パン屋さんで端っこに置かれがちなベーグルが、その店は専門店なので見渡す限りベーグル!そして、そのたくさんの種類のベーグルから好みのものを選ぶのがとても楽しみなのだ。
昼頃には売り切れてしまう人気店なので、SNSで売り切れになっていないかの確認をしてから訪れることにしている。

今日は用事を済ませたときには12時近くになっていたため、売り切れ覚悟でSNSをチェックすると、「今日はいつもより多く焼いています。お好きな時間にお越しください」との書き込みが。

車を走らせて、スムーズに店の前に着いた。
後ろに1台の車がいたため、駐車する時間を待たせるのが申し訳なかったので、まず店の駐車場スペースに車を横付けした。
後ろの車が通り過ぎたらバックで駐車するつもりだったが、その車は動かない。
様子を見ていたがやはり動かないのでさっと駐車させてもらおうと思ったとき、後ろの車の方向指示器がチカチカと点灯し始めた。
なんと、後ろの車も同じお店に入りたかったのだ。
心の中で、ごめんなさいとつぶやきながら駐車、後ろの車も続いてスムーズに駐車した。
ベーグル店に入るのが同じタイミングになった。
恰幅の良い男性がくしゃっとした顔で、
「ごめんね、ウインカー出すのが遅かったね。」
と声をかけてきたので、
『いえいえ、こちらこそ失礼しました。』
と答えた。

そう話しながら店に入ると、その人はベーグル店のオーナーと知り合いだったようで軽く挨拶を交わし、ベーグルの写真を撮らせてほしいと声をかけた。ベーグル店のオーナーは快諾し、撮影が始まった。
スマートフォンで写真を撮っていたが、私が写りこみそうになったため、
『どうぞ、先に撮ってください。』
「悪いね。ありがとう。」
『おいしそうに撮ってくださいね?』
「難しいなぁ。」
と、話していると、店のオーナーが声をかけてきた。
「この人ラーメン屋してるんですよ。あの大きい橋の近くにある、知りませんか?うまいですよ!」
『行ったことはないけど、あるのは知ってます。え、あのラーメン屋さんの店主さんなんですか?』
「そうよ~。また食べに来てよ。」
『うわぁ、行かせてもらいますね。』
と、会話が終わるころ、ベーグルの撮影も終わった。
「知り合いにどんなベーグルがあるのか見たいから写真送ってって言われてさ。

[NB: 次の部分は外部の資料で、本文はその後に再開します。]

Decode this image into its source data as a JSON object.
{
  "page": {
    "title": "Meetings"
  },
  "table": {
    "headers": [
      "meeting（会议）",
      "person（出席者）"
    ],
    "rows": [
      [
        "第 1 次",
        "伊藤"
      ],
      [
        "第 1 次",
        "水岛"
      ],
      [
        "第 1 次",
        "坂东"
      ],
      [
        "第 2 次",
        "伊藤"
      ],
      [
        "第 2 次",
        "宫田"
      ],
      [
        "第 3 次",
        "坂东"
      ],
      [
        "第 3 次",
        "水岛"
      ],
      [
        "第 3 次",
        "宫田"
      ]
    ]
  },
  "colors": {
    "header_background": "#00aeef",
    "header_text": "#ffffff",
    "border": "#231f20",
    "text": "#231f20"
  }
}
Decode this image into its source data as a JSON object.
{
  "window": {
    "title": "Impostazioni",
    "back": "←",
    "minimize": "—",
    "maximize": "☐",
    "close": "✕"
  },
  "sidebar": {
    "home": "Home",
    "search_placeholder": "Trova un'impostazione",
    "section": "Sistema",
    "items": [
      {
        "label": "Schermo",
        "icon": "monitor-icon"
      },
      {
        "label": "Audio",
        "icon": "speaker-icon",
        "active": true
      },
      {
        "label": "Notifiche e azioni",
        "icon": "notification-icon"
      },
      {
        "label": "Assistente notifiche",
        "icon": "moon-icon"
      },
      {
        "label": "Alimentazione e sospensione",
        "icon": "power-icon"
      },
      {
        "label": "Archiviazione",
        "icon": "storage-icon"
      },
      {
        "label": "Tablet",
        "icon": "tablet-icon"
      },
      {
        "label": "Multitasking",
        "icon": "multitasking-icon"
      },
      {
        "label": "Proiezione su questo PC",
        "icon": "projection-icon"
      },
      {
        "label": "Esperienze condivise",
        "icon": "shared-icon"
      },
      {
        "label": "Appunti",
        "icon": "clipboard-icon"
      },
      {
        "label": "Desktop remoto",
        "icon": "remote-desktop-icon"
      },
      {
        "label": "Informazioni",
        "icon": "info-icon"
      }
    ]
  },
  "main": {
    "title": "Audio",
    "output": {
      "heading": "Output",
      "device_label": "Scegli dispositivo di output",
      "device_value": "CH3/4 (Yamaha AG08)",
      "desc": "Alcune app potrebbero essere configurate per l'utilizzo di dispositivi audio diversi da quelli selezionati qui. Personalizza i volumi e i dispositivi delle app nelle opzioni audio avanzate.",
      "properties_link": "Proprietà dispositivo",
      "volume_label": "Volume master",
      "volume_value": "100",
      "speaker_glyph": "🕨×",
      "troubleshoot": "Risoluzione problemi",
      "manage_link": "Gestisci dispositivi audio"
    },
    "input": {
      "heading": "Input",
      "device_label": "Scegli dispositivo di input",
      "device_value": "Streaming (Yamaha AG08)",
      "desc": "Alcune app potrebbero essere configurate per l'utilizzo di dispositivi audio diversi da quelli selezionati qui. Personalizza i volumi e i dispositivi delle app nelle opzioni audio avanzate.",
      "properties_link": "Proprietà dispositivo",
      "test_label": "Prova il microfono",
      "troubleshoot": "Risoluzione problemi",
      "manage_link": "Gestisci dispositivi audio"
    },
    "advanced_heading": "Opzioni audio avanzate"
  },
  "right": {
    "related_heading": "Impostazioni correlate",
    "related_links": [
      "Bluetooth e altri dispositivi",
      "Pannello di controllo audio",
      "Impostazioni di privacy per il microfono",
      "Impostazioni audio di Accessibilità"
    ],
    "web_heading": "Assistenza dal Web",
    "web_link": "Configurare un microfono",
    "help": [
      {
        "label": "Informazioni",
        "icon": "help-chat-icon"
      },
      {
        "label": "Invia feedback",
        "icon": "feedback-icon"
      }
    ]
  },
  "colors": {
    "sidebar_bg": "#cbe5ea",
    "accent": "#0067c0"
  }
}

」
「宣伝ありがとうございます。まだまだオープンしてから間もないですからね。たくさんの人に知ってもらわないと。」
2人が会話をしている間に明日の朝ごはんに食べるベーグルを家族分厳選した私は会計へ進んだ。
会計時にNYベーグルを使ったサンドウィッチを注文できるので、自分のおひとり様の昼ごはんにスモークサーモン、オニオン、トマト、ケッパー、ネギクリームチーズを挟んだサンドをお願いした。
注文してから作ってくれるので、私も再び会話に混ぜていただきながら完成を待ち、店を後にした。
買いたいものを買えたウキウキした気分と店でのやりとりに心もほっこりして、鼻歌交じりの帰り道となった。

家族が帰ってきたら、週末にラーメン屋さんに行こうって提案しようかな。
ラーメン好きの主人が喜びそうだ。
朝ごはんのベーグルには、紅茶とコーヒーどちらが合うだろうか。
ベーグルサンドを「最高!」と言いつつ頬張りながら、もうすでに次の日の朝ごはんと週末の外食のことで悩んでいる。
なんという食いしん坊な私。
天高く馬肥ゆる秋、ほどほどにしておかねば。